P4779 - Real-Time Colorectal Polyp Detection and Stratification Using Combined Spatial Embeddings and Geometric Analysis

Sri Harsha Boppana, MBBS, MD¹, Manaswitha Thota, MD², Gautam Maddineni, MD³, Sachin Sravan Kumar Komati, ⁴, Sarath Chandra Ponnada, ⁵, Sai Lakshmi Prasanna Komati, MBBS⁶, C. David Mintz, MD, PhD⁷
1Nassau University Medical Center, East Meadow, NY; 2Virginia Commonwealth University, Richmond, VA; 3Florida State University, Cape Coral, FL; 4Florida International University, Florida, FL; 5Great Eastern Medical School and Hospital, Srikakulam, Srikakulam, Andhra Pradesh, India; 6Government Medical College, Ongole, Ongole, Andhra Pradesh, India; 7Johns Hopkins University School of Medicine, Baltimore, MD

Introduction: Colorectal polyps represent critical precancerous lesions, and accurate detection with malignancy risk assessment during colonoscopy can markedly reduce cancer mortality. Most automated systems focus exclusively on visual appearance and lack reliable stratification of lesion risk. We aimed to develop a unified framework that integrates deep-learning–based appearance embeddings with geometric descriptors to detect polyps and assign malignancy risk in real time.

Methods: We sourced 10 662 HyperKvasir endoscopic images labeled polyp or non-polyp. We resized frames to 224 × 224 pixels, normalized to ImageNet statistics, and applied random horizontal flips with brightness and contrast adjustments. We extracted 768-dimensional embeddings via a pretrained Vision Transformer (ViT-Base) and fed them into a feedforward network with two hidden layers of 512 and 256 units, ReLU activation, batch normalization, and 0.3 dropout. We trained with Adam (learning rate 1 × 10⁻⁴, weight decay 1 × 10⁻⁵) for 100 epochs (batch size 32) on an 80/10/10 stratified split. For risk stratification, we sampled 1 000 polyp instances, used bounding-box area and aspect-ratio thresholds to define low/moderate/high risk tiers, concatenated these features with embeddings (total 770 dimensions), and trained an identical network. We reported accuracy, precision, recall, F1-score, and ROC AUC.

Results: Polyp detection achieved 97.6 % accuracy, 93.2 % precision, 94.1 % recall, F1-score 93.6 %, and ROC AUC 0.995; misclassified frames represented fewer than 2 % and showed no class bias. Risk stratification reached 96.5 % accuracy, F1-score 0.96, and ROC AUC 0.999. Confusion-matrix analysis demonstrated clear separation of low- and high-risk tiers; moderate-risk cases accounted for < 3 % of errors. Fivefold cross-validation confirmed stability (standard deviation < 1 % for all metrics).
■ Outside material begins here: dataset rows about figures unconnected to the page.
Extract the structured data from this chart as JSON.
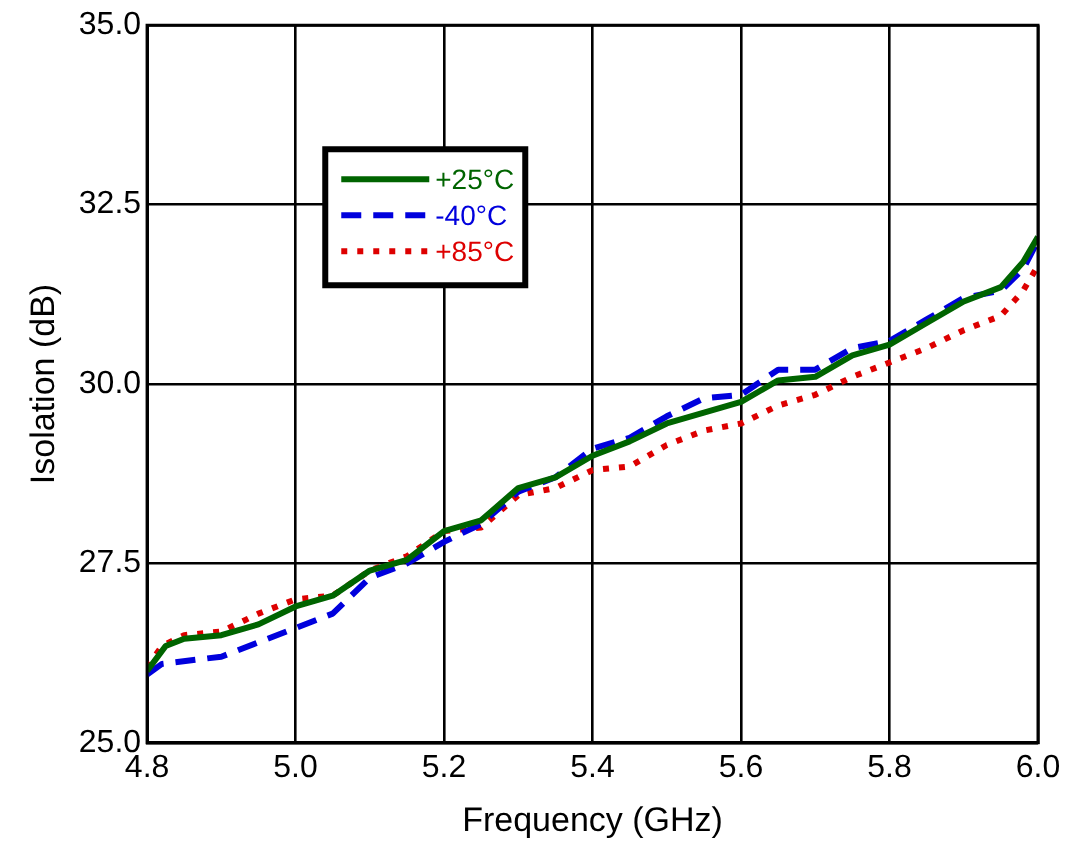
{
  "chart_data": {
    "type": "line",
    "xlabel": "Frequency (GHz)",
    "ylabel": "Isolation (dB)",
    "xlim": [
      4.8,
      6.0
    ],
    "xticks": [
      {
        "value": 4.8,
        "label": "4.8"
      },
      {
        "value": 5.0,
        "label": "5.0"
      },
      {
        "value": 5.2,
        "label": "5.2"
      },
      {
        "value": 5.4,
        "label": "5.4"
      },
      {
        "value": 5.6,
        "label": "5.6"
      },
      {
        "value": 5.8,
        "label": "5.8"
      },
      {
        "value": 6.0,
        "label": "6.0"
      }
    ],
    "ylim": [
      25,
      35
    ],
    "yticks": [
      {
        "value": 25,
        "label": "25.0"
      },
      {
        "value": 27.5,
        "label": "27.5"
      },
      {
        "value": 30,
        "label": "30.0"
      },
      {
        "value": 32.5,
        "label": "32.5"
      },
      {
        "value": 35,
        "label": "35.0"
      }
    ],
    "grid": true,
    "legend": "top left",
    "marker": "none",
    "series": [
      {
        "name": "+25°C",
        "color": "#006400",
        "line_style": "solid",
        "x": [
          4.8,
          4.825,
          4.85,
          4.9,
          4.95,
          5.0,
          5.05,
          5.1,
          5.15,
          5.2,
          5.25,
          5.3,
          5.35,
          5.4,
          5.45,
          5.5,
          5.55,
          5.6,
          5.65,
          5.7,
          5.75,
          5.8,
          5.85,
          5.9,
          5.95,
          5.98,
          6.0
        ],
        "values": [
          26.0,
          26.35,
          26.45,
          26.5,
          26.65,
          26.9,
          27.05,
          27.4,
          27.55,
          27.95,
          28.1,
          28.55,
          28.7,
          29.0,
          29.2,
          29.45,
          29.6,
          29.75,
          30.05,
          30.1,
          30.4,
          30.55,
          30.85,
          31.15,
          31.35,
          31.7,
          32.05
        ]
      },
      {
        "name": "-40°C",
        "color": "#0000dd",
        "line_style": "dashed",
        "x": [
          4.8,
          4.82,
          4.9,
          4.95,
          5.0,
          5.05,
          5.1,
          5.15,
          5.2,
          5.25,
          5.3,
          5.35,
          5.4,
          5.45,
          5.5,
          5.55,
          5.6,
          5.65,
          5.7,
          5.75,
          5.8,
          5.85,
          5.9,
          5.95,
          5.98,
          6.0
        ],
        "values": [
          25.95,
          26.1,
          26.2,
          26.4,
          26.6,
          26.8,
          27.3,
          27.5,
          27.8,
          28.05,
          28.5,
          28.7,
          29.1,
          29.25,
          29.55,
          29.8,
          29.85,
          30.2,
          30.2,
          30.5,
          30.6,
          30.9,
          31.2,
          31.3,
          31.6,
          32.0
        ]
      },
      {
        "name": "+85°C",
        "color": "#dd0000",
        "line_style": "dotted",
        "x": [
          4.8,
          4.82,
          4.85,
          4.9,
          4.95,
          5.0,
          5.05,
          5.1,
          5.15,
          5.2,
          5.25,
          5.3,
          5.35,
          5.4,
          5.45,
          5.5,
          5.55,
          5.6,
          5.65,
          5.7,
          5.75,
          5.8,
          5.85,
          5.9,
          5.95,
          5.98,
          6.0
        ],
        "values": [
          26.05,
          26.35,
          26.5,
          26.55,
          26.8,
          27.0,
          27.05,
          27.4,
          27.6,
          27.95,
          28.0,
          28.45,
          28.55,
          28.8,
          28.85,
          29.15,
          29.35,
          29.45,
          29.7,
          29.85,
          30.1,
          30.3,
          30.5,
          30.75,
          30.95,
          31.3,
          31.65
        ]
      }
    ]
  }
}
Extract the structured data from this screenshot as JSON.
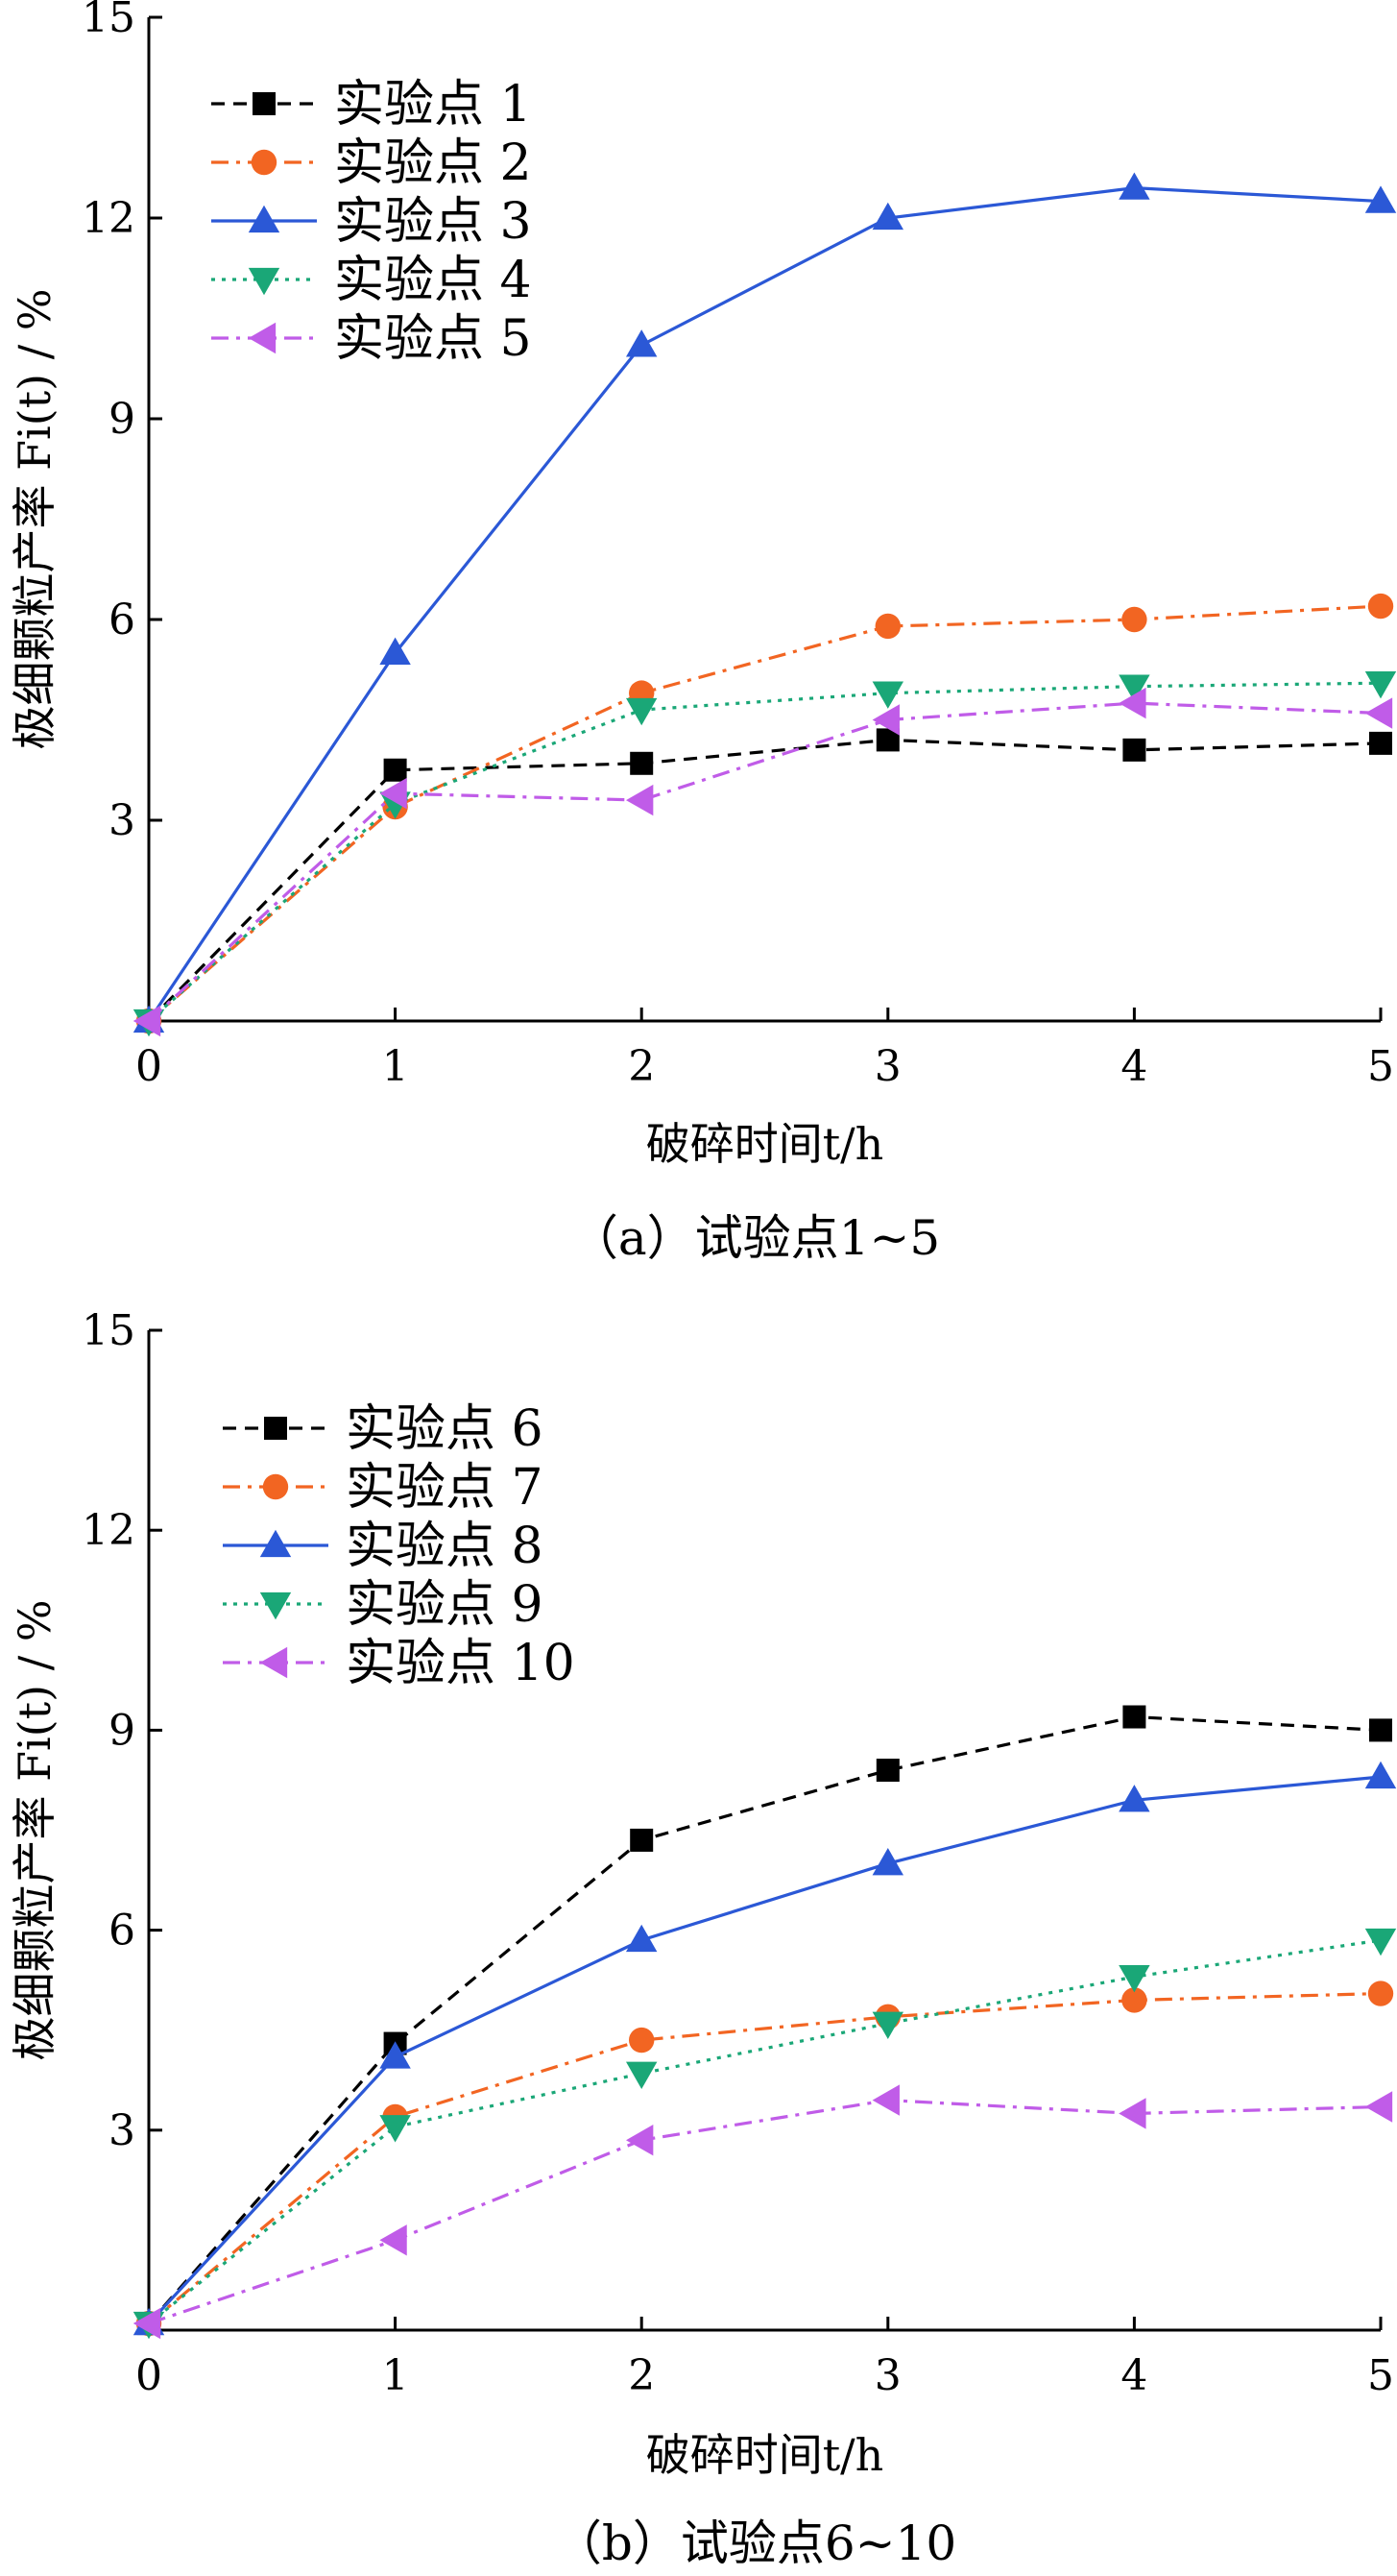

Discussion: The dual-feature framework delivered 97.6 % detection accuracy and a 0.995 ROC AUC for polyp identification, alongside 96.5 % accuracy and a 0.999 ROC AUC for risk stratification. Cross-validation showed metric stability (± < 1 %), and confusion-matrix analysis confirmed clear separation between risk tiers. Integrating spatial embeddings with geometric cues may enhance endoscopic decision support and reduce diagnostic variability.

Disclosures:
Sri Harsha Boppana indicated no relevant financial relationships.
Manaswitha Thota indicated no relevant financial relationships.
Gautam Maddineni indicated no relevant financial relationships.
Sachin Sravan Kumar Komati indicated no relevant financial relationships.
Sarath Chandra Ponnada indicated no relevant financial relationships.
Sai Lakshmi Prasanna Komati indicated no relevant financial relationships.
C. David Mintz indicated no relevant financial relationships.

Sri Harsha Boppana, MBBS, MD¹, Manaswitha Thota, MD², Gautam Maddineni, MD³, Sachin Sravan Kumar Komati, ⁴, Sarath Chandra Ponnada, ⁵, Sai Lakshmi Prasanna Komati, MBBS⁶, C. David Mintz, MD, PhD⁷. P4779 - Real-Time Colorectal Polyp Detection and Stratification Using Combined Spatial Embeddings and Geometric Analysis, ACG 2025 Annual Scientific Meeting Abstracts. Phoenix, AZ: American College of Gastroenterology.